O livro foi lançado em abril do ano passado lá fora, mas aparentemente Chuck Wendig é uma máquina de escrever, já que a continuação (Mockingbird) saiu em agosto do mesmo ano lá fora, e já tem um terceiro livro da série previsto para dezembro deste ano (The Cormorant). Notícia ruim é que há alguma treta lá na Amazon que, embora exista uma versão para kindle do livro, ele não está disponível para compradores de fora do Brasil (aí tem que comprar pela .br por 18,97 reais). Mas para quem conseguir ler o primeiro e ficar curioso sobre a continuação, a notícia boa é que a edição para kindle é louca de barata (4,89 dólares), nem justificaria uma pirataria. Sobre tradução no Brasil, não encontrei nenhuma. Poisé, também acho que nesse caso nossas editoras estão comendo bola.
ATUALIZADO: Foi mal, pessoal.
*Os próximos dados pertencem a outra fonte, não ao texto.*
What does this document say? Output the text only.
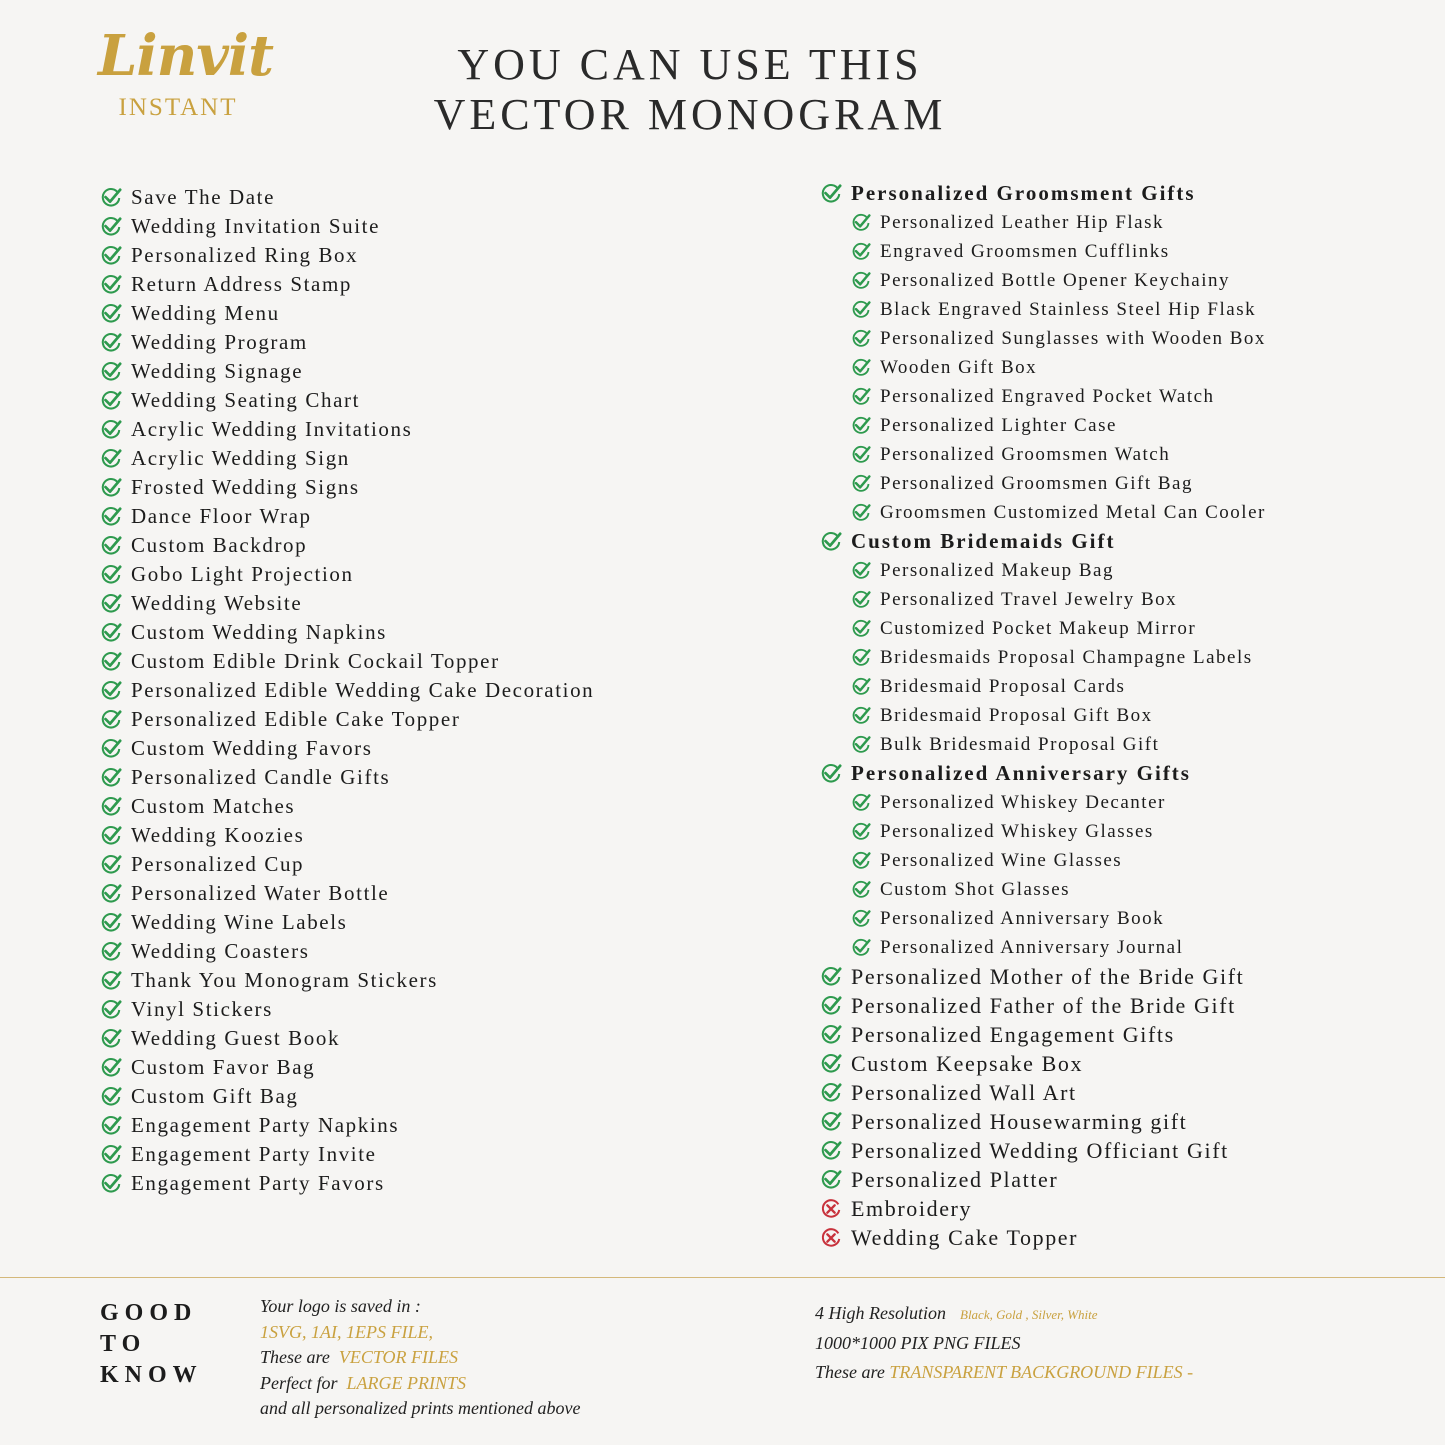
Linvit
INSTANT
YOU CAN USE THIS
VECTOR MONOGRAM
Save The Date
Wedding Invitation Suite
Personalized Ring Box
Return Address Stamp
Wedding Menu
Wedding Program
Wedding Signage
Wedding Seating Chart
Acrylic Wedding Invitations
Acrylic Wedding Sign
Frosted Wedding Signs
Dance Floor Wrap
Custom Backdrop
Gobo Light Projection
Wedding Website
Custom Wedding Napkins
Custom Edible Drink Cockail Topper
Personalized Edible Wedding Cake Decoration
Personalized Edible Cake Topper
Custom Wedding Favors
Personalized Candle Gifts
Custom Matches
Wedding Koozies
Personalized Cup
Personalized Water Bottle
Wedding Wine Labels
Wedding Coasters
Thank You Monogram Stickers
Vinyl Stickers
Wedding Guest Book
Custom Favor Bag
Custom Gift Bag
Engagement Party Napkins
Engagement Party Invite
Engagement Party Favors
Personalized Groomsment Gifts
Personalized Leather Hip Flask
Engraved Groomsmen Cufflinks
Personalized Bottle Opener Keychainy
Black Engraved Stainless Steel Hip Flask
Personalized Sunglasses with Wooden Box
Wooden Gift Box
Personalized Engraved Pocket Watch
Personalized Lighter Case
Personalized Groomsmen Watch
Personalized Groomsmen Gift Bag
Groomsmen Customized Metal Can Cooler
Custom Bridemaids Gift
Personalized Makeup Bag
Personalized Travel Jewelry Box
Customized Pocket Makeup Mirror
Bridesmaids Proposal Champagne Labels
Bridesmaid Proposal Cards
Bridesmaid Proposal Gift Box
Bulk Bridesmaid Proposal Gift
Personalized Anniversary Gifts
Personalized Whiskey Decanter
Personalized Whiskey Glasses
Personalized Wine Glasses
Custom Shot Glasses
Personalized Anniversary Book
Personalized Anniversary Journal
Personalized Mother of the Bride Gift
Personalized Father of the Bride Gift
Personalized Engagement Gifts
Custom Keepsake Box
Personalized Wall Art
Personalized Housewarming gift
Personalized Wedding Officiant Gift
Personalized Platter
Embroidery
Wedding Cake Topper
GOOD
TO
KNOW
Your logo is saved in :
1SVG, 1AI, 1EPS FILE,
These are VECTOR FILES
Perfect for LARGE PRINTS
and all personalized prints mentioned above
4 High Resolution Black, Gold , Silver, White
1000*1000 PIX PNG FILES
These are TRANSPARENT BACKGROUND FILES -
Me empolguei achando que tinha encontrado uma edição na amazon brasileira, mas como o Gabriel bem apontou ali nos comentários, é uma tradução para o alemão. A não ser que você leia em alemão aquele link para a amazon brasileira é inútil.
Ótimo texto, tem exatamente as minhas impressões sobre o livro, hehe. Legal que tu tenha gostado e lido tão rápido. 🙂
Só um detalhe, apenas para deixar claro: o link da Amazon BR é para a tradução alemã do BLACKBIRDS, não para o original.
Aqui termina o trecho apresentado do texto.